Screenshots are a sister to the POV footage that is taking over YouTube and Vimeo. Generally filmed with GoPro or Google Glass, the point of view of the image-maker is much more pronounced than with still photographs — you can tell how tall someone is, or if they tripped while walking. There’s a reason why that demo footage always features action-intensive activities like extreme sports and roller coaster rides. But most of us aren’t on hot air balloons or skydiving at this very moment. If you want to see what I see right now, let me take a screenshot.

The number of signal strength bars, the clock that indicates if someone has set an alarm, the battery percentage — these are the mobile screenshot equivalents to figuring out the height of someone filming with Google Glass. A few years ago, there was a great blog called First & 20 that was a collection of iPhone screenshots that emphasized these small differences. While everyone has the same device, the way it is used is not the same. We have preferences and settings that might seem minor but are as different as looking at the world from the height of 5’6 or 6 feet.

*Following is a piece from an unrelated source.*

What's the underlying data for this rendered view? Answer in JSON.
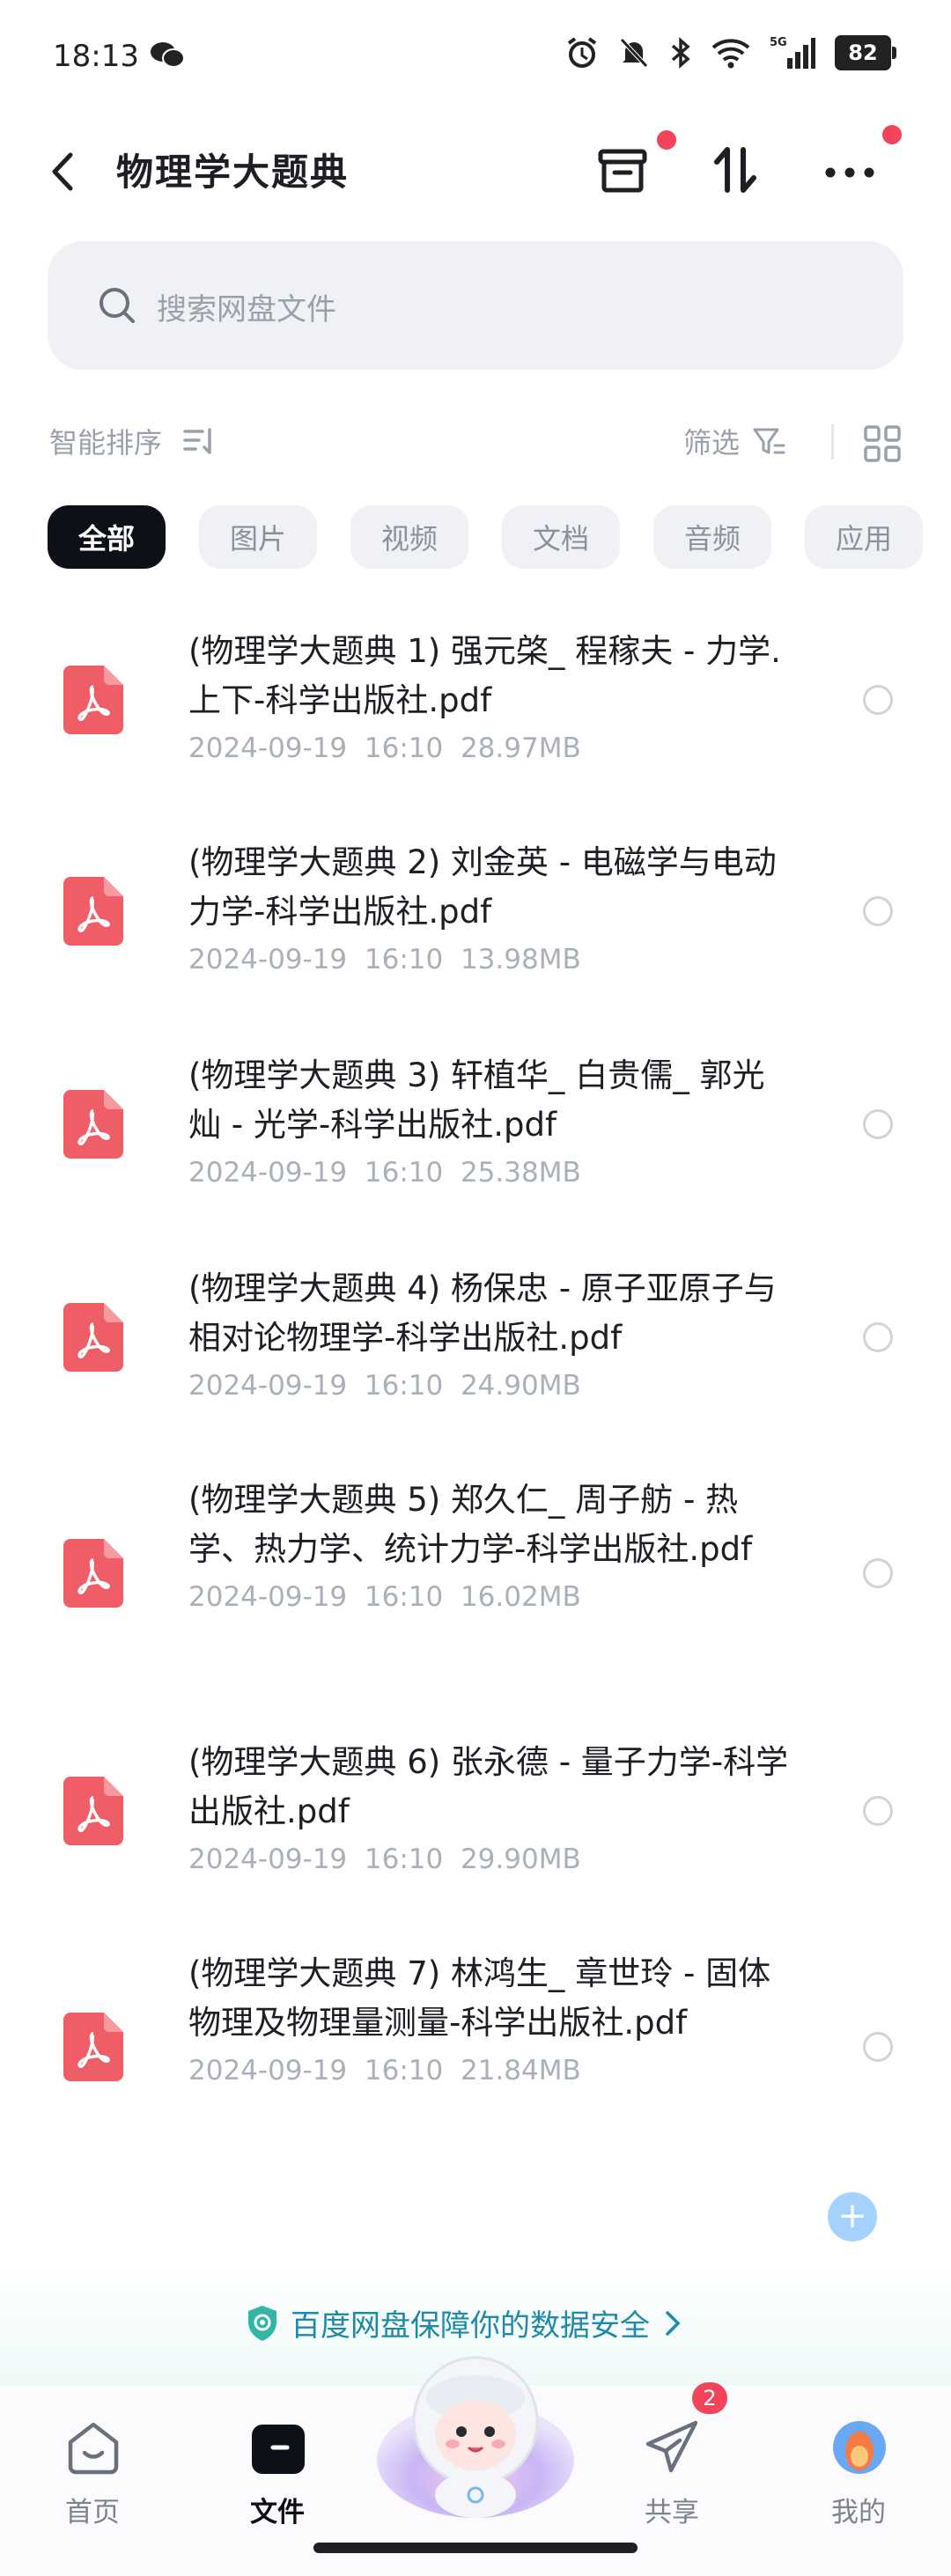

Screenshots mean the EPA’s errant Kim Kardashian: Hollywood game tweet will never die. (The Kardashian game, by the way, could not exist without mobile screenshots. There is no in-game interactivity between friends. No one can see where you take their avatars unless you take a screenshot and send it to them.) Entire Tumblr are devoted to screenshots from Snapchat, Tinder, or Grindr taken out of context. But just as often, a screenshot is meant to show you the context, like the juxtaposition of tweets in your stream (another window into your world, as the people you follow make a Twitter stream uniquely yours). Until optical character recognition technology catches up, text in a screenshot image does not appear in search engines. Like the newsletter, it is just a step removed for extra privacy.

Dropbox even uploads screenshots automatically. You could print a flipbook of your web activity that goes on infinitely. Like old GoPro footage of an afternoon cycling, these screenshot images bring you back to where you were looking at that minute.